The majority of participants support the addition of automated loan insurance, and believe that it would reduce their financial stress.
Automated loan insurance repays a borrower’s outstanding loan balance if he or she is laid-off, becomes disabled, or dies, preventing the negative consequences of a loan default. A 2018 report by Deloitte showed that the average defaulting borrower loses out on $300,000 of retirement security when taxes, penalties, potential cash-outs, and lost earnings are considered.2
- Almost 80 percent of participants find automated, low-cost loan insurance appealing; almost 60 percent believe their employer should add it, with sentiment strongest among those ages 25-44.
- Two-thirds (67 percent) of participants say they’d consider contributing more to the plan if their employer were to add loan insurance.
- Seventy percent of the participants report being financially stressed. Of those who are financially stressed, more than 80 percent say loan insurance would reduce that stress.
“The survey data and interviews with participants clearly show that 401(k) borrowers are under a great deal of financial stress,” said Brian Perlman, SVP and Financial Service Practice Lead for Greenwald & Associates. “To illustrate what participants are facing, one woman I interviewed took out a loan from her 401(k) to help her pay out-of-pocket medical costs related to her fibromyalgia. She was later forced to go on disability as a result of her illness and defaulted on her loan. She—and other borrowers—needs a better safety net.”

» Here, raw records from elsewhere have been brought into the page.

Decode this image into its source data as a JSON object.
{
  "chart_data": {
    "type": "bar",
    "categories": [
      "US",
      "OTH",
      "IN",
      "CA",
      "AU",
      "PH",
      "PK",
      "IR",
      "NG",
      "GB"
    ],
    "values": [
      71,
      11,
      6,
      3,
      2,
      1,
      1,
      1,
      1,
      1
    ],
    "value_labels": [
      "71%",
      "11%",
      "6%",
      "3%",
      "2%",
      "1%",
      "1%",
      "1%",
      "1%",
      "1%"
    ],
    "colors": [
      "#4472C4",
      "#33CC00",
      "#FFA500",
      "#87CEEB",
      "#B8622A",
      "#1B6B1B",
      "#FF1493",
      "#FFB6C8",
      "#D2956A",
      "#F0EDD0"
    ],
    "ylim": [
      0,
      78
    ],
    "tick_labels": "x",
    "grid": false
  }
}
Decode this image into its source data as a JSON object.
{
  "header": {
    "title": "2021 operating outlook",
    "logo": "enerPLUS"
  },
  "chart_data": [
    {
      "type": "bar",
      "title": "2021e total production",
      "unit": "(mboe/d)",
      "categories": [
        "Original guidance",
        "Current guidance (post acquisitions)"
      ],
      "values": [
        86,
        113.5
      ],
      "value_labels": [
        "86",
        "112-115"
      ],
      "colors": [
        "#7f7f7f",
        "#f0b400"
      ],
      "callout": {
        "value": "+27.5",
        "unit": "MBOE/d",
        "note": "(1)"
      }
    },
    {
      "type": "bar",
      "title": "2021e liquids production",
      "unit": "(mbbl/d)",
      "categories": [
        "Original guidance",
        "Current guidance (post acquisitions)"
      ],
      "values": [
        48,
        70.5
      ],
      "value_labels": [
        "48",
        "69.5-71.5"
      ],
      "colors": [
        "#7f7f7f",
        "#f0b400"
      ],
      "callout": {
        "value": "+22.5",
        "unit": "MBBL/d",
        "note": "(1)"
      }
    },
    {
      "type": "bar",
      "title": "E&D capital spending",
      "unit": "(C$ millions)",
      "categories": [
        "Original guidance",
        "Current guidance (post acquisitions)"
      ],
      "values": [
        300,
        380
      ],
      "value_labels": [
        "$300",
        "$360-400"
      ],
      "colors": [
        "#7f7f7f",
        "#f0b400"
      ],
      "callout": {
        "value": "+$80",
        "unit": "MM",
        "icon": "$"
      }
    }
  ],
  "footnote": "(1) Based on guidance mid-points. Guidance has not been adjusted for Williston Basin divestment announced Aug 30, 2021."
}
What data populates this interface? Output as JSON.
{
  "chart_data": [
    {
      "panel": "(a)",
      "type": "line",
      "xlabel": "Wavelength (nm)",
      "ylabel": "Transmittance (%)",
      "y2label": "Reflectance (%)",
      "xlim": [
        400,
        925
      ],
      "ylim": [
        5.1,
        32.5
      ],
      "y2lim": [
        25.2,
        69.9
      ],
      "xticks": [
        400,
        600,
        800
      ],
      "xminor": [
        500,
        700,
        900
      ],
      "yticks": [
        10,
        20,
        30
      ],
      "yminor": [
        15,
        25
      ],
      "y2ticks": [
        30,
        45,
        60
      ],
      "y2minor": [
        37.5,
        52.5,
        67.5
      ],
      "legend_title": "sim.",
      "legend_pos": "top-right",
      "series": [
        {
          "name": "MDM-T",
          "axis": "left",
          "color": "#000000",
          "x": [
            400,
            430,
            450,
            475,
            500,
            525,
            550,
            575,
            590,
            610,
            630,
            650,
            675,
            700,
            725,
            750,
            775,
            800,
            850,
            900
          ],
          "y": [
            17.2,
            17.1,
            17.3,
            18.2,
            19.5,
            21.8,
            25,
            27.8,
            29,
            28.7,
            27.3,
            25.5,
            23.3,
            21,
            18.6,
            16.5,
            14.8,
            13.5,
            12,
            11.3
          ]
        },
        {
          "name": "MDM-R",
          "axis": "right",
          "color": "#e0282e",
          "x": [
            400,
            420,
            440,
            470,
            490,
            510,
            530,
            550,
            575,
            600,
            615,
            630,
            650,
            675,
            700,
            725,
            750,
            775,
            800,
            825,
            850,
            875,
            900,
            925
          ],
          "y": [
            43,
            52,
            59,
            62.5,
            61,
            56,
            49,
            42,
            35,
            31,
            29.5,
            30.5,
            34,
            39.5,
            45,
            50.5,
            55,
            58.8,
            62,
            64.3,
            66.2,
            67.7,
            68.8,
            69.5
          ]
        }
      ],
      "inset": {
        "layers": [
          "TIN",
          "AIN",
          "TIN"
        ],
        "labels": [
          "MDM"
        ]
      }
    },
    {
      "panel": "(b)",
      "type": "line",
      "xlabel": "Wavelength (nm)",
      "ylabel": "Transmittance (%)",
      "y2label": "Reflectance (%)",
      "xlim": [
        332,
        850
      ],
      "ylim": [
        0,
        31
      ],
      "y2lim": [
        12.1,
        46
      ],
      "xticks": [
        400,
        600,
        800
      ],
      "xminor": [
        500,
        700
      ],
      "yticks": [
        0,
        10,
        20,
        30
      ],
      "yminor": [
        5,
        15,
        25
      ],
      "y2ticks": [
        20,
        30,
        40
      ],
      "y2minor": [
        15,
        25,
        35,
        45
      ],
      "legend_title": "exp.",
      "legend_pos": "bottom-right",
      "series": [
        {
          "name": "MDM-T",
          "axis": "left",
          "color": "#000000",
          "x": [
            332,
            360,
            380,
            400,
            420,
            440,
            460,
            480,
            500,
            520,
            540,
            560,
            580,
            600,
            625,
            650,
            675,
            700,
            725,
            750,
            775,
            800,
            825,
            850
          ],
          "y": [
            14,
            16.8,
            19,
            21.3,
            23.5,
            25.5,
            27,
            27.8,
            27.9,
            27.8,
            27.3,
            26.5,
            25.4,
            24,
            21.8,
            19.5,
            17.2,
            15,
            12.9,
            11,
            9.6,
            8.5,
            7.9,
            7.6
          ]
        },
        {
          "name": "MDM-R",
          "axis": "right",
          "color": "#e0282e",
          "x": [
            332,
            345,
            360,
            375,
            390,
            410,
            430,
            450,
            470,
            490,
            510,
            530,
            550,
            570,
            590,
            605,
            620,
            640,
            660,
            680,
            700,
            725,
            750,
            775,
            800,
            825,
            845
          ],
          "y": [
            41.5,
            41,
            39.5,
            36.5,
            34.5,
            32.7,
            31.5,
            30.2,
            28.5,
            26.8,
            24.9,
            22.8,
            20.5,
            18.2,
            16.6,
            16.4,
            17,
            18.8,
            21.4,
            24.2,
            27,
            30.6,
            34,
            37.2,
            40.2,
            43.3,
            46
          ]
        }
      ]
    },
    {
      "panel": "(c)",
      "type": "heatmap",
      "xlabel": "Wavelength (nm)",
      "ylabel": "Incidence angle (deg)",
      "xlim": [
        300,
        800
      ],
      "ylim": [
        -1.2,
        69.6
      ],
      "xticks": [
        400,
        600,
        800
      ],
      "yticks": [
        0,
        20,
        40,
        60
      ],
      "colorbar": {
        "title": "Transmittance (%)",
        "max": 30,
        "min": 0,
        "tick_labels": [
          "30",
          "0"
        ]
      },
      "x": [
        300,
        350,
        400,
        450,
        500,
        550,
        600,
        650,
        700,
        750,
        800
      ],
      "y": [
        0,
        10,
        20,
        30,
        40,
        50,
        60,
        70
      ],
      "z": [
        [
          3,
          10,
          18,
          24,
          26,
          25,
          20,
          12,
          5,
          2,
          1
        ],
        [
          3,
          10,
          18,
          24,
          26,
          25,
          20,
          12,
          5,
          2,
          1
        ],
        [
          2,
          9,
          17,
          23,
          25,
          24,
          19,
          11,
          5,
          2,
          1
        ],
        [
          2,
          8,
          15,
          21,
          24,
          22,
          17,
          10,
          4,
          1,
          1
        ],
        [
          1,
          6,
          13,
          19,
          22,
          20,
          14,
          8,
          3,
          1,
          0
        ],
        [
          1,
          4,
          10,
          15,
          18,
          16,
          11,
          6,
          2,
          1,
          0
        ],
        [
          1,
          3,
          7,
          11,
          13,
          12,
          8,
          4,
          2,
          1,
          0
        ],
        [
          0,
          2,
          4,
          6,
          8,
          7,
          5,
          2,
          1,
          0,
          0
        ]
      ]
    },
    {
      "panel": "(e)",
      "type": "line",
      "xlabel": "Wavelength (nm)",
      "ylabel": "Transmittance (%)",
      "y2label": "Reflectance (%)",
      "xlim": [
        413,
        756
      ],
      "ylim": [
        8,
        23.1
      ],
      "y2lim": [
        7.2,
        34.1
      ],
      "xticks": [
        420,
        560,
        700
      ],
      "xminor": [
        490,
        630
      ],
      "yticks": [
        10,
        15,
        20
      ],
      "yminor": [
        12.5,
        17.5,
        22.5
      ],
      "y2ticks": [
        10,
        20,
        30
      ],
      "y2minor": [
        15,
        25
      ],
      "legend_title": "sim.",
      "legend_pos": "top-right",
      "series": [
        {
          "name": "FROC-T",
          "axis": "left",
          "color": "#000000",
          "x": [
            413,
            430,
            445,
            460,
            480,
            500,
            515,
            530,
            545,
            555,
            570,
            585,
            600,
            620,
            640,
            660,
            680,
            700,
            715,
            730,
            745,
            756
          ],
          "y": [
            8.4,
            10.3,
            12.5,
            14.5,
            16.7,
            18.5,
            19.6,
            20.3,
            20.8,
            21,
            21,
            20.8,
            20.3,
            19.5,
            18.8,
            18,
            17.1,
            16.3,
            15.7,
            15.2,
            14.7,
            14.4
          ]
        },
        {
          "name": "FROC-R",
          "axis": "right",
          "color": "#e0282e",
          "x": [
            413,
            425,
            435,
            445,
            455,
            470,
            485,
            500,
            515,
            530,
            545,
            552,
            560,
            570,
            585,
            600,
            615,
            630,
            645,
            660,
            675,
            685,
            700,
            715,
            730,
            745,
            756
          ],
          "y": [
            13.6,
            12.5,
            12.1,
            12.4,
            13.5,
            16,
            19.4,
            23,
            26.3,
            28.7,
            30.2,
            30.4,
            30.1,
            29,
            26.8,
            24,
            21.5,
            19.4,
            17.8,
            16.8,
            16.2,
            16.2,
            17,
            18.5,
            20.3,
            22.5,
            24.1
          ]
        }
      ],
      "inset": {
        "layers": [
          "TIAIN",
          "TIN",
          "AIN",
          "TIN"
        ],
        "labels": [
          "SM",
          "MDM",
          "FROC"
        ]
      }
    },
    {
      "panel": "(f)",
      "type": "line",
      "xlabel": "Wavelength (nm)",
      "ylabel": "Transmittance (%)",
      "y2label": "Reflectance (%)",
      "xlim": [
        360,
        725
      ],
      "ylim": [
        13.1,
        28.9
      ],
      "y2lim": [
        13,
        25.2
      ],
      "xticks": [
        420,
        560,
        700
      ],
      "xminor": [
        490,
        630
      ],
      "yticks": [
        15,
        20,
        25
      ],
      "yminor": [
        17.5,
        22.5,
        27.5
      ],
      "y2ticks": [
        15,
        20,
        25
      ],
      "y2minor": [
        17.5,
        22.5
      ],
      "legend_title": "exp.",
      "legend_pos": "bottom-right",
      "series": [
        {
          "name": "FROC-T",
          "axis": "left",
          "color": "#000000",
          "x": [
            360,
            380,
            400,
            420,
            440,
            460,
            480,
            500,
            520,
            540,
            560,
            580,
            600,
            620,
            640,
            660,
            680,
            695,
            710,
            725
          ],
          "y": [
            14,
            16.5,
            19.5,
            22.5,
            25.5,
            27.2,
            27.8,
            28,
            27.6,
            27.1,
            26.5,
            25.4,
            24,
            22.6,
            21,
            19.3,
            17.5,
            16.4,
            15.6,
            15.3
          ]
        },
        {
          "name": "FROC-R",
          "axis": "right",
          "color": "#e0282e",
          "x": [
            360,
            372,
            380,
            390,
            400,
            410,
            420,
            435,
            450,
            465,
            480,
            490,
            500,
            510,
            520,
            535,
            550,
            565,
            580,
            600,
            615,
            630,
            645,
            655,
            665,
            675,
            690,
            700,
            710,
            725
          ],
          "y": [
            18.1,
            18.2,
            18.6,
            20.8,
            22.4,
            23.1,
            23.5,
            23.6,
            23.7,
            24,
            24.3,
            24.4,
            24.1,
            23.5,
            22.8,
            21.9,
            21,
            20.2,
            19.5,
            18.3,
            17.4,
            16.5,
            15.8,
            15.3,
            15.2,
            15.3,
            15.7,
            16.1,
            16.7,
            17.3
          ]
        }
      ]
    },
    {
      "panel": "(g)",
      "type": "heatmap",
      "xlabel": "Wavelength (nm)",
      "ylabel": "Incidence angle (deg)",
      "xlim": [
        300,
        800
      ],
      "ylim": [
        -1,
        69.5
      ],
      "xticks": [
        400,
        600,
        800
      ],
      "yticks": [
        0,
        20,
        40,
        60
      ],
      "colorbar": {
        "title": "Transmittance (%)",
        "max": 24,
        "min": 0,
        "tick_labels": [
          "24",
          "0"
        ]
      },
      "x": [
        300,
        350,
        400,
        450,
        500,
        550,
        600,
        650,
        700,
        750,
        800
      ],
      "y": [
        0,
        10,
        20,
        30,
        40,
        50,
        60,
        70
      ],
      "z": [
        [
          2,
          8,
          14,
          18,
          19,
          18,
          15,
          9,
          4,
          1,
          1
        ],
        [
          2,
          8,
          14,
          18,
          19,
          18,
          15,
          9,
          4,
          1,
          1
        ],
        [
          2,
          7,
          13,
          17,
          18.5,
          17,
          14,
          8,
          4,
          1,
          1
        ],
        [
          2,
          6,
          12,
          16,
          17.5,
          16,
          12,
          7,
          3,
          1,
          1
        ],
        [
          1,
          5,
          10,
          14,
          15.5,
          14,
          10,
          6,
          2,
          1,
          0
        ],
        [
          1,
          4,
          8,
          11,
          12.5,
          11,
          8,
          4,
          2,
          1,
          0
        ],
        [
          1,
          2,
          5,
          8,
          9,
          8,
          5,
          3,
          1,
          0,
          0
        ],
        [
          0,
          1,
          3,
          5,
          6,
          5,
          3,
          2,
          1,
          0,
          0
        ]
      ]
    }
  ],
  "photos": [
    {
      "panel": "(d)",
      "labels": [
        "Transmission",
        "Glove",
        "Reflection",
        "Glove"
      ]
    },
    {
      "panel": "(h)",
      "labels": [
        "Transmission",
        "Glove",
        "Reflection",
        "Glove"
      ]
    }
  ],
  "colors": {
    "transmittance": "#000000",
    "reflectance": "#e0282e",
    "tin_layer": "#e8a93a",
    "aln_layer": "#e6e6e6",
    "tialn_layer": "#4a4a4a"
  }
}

The new report is available on Custodia Financial’s website at www.loaneraser.com/missing-from-the-conversation.
About Custodia Financial
Custodia Financial’s mission is to prevent loan defaults in 401(k) plans, which are coming into focus as a significant problem harming retirement readiness and financial wellness. Custodia Financial is the innovator behind Retirement Loan Eraser (RLE), an automated loan insurance program that prevents 401(k) loan defaults, protecting plan assets, and immediately improving retirement outcomes. RLE is the only solution available that helps plan sponsors prevent loan defaults by repaying the outstanding loan balance of borrowers losing their jobs, while reducing fiduciary risk. Custodia Financial’s team of retirement experts includes former senior executives from Fidelity Investments, Financial Engines, SunGard, Voya Financial, and Wells Fargo.
About Greenwald & Associates
Founded in 1985, Greenwald & Associates is a full-service market research firm with unique industry expertise in financial services, employee benefits, and healthcare. Greenwald & Associates takes pride in their reputation for extensive research knowledge, industry expertise, and commitment to serving the needs of its clients. Greenwald & Associates is an invited member of the Council of American Survey Research Organizations, making them one of the country’s leading survey research firms.
1 Fidelity Investments, “Building Financial Futures,” as of Q2 2019. https://sponsor.fidelity.com/bin-public/06_PSW_Website/documents/Building_Financial_Futures_Q2_2019.pdf
2 “Loan leakage: How can we keep loan defaults from draining $2 trillion from America’s 401(k) accounts?”, Deloitte, October, 2018.